Seeing CUDA Error: an illegal memory access was encountered
One cause of this issue is when the GPU being used does not have enough memory to run the model or combination of models. For example, SAM with YOLO may require up to 12GB of VRAM to operate depending on the application.
Symptom
[component_container_mt-1] [ERROR] [1714404908.405286740] [NitrosImage]: [convert_to_custom] cudaMemcpy2D failed for conversion from sensor_msgs::msg::Image to NitrosImage: cudaErrorIllegalAddress (an illegal memory access was encountered)
[component_container_mt-1] 2024-04-29 21:05:08.405 ERROR gxf/std/entity_executor.cpp@552: Failed to tick codelet in entity: UKNJEXSISG_triton_response code: GXF_FAILURE
[component_container_mt-1] 2024-04-29 21:05:08.405 ERROR gxf/std/entity_executor.cpp@552: Failed to tick codelet in entity: APDRLGKSXZ_cuda_stream_sync code: GXF_FAILURE
[component_container_mt-1] 2024-04-29 21:05:08.405 ERROR gxf/std/entity_executor.cpp@210: Entity with eid 207 not found!
[component_container_mt-1] CUDA Error: an illegal memory access was encountered
[component_container_mt-1] 2024-04-30 14:08:12.187 ERROR extensions/triton/inferencers/triton_inferencer_impl.cpp@729: cudaMemcpy error: an illegal memory access was encountered
[component_container_mt-1]
[component_container_mt-1] 2024-04-30 14:08:12.187 ERROR gxf/std/entity_executor.cpp@552: Failed to tick codelet in entity: CMMPVZZGUM_triton_response code: GXF_FAILURE
[component_container_mt-1] terminate called after throwing an instance of 'std::runtime_error'
[component_container_mt-1] what(): CUDA error returned at ./src/image_to_tensor_node.cpp:154, Error code: 700 (an illegal memory access was encountered)
[component_container_mt-1] 2024-04-30 14:08:12.187 WARN gxf/std/multi_thread_scheduler.cpp@342: Error while executing entity E926 named 'CMMPVZZGUM_triton_response': GXF_FAILURE
[ERROR] [component_container_mt-1]: process has died [pid 4801, exit code -6, cmd '/opt/ros/humble/lib/rclcpp_components/component_container_mt --ros-args --log-level WARN --ros-args -r __node:=segment_anything_container -r __ns:=/'].
Solution
A discrete GPU with more VRAM may be required.
System throttled due to Over-current warnings
Inference for large models such as FoundationPose or Segformer can be an extremely computationally intensive task.

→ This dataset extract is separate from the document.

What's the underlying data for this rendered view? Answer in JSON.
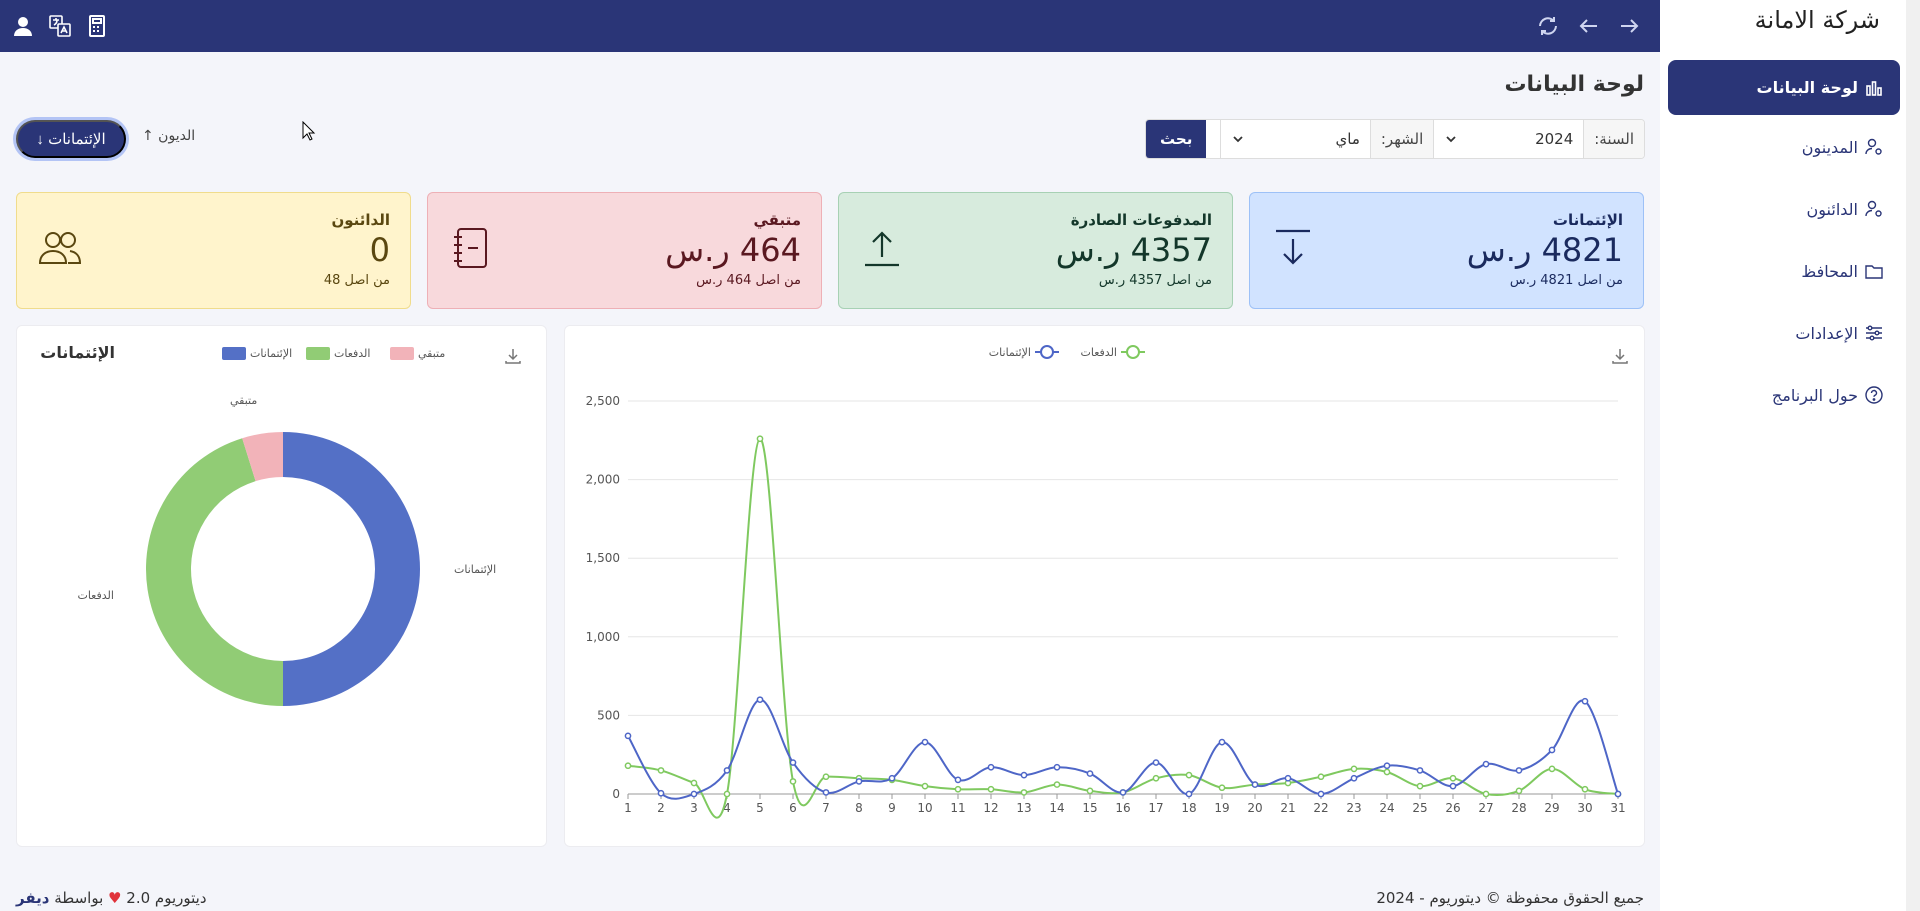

This can cause accelerator clocks to reach maximum limits for optimal performance and can trigger over-current throttling to prevent permanent hardware damage due to stress.
Symptom
Warning dialog on a Jetson shows the message “System throttled due to Over-current.”
Solution
The warning does not prevent task completion but can slow down the rate. Consider a lighter variant of the model for inference or using a more powerful discrete GPU.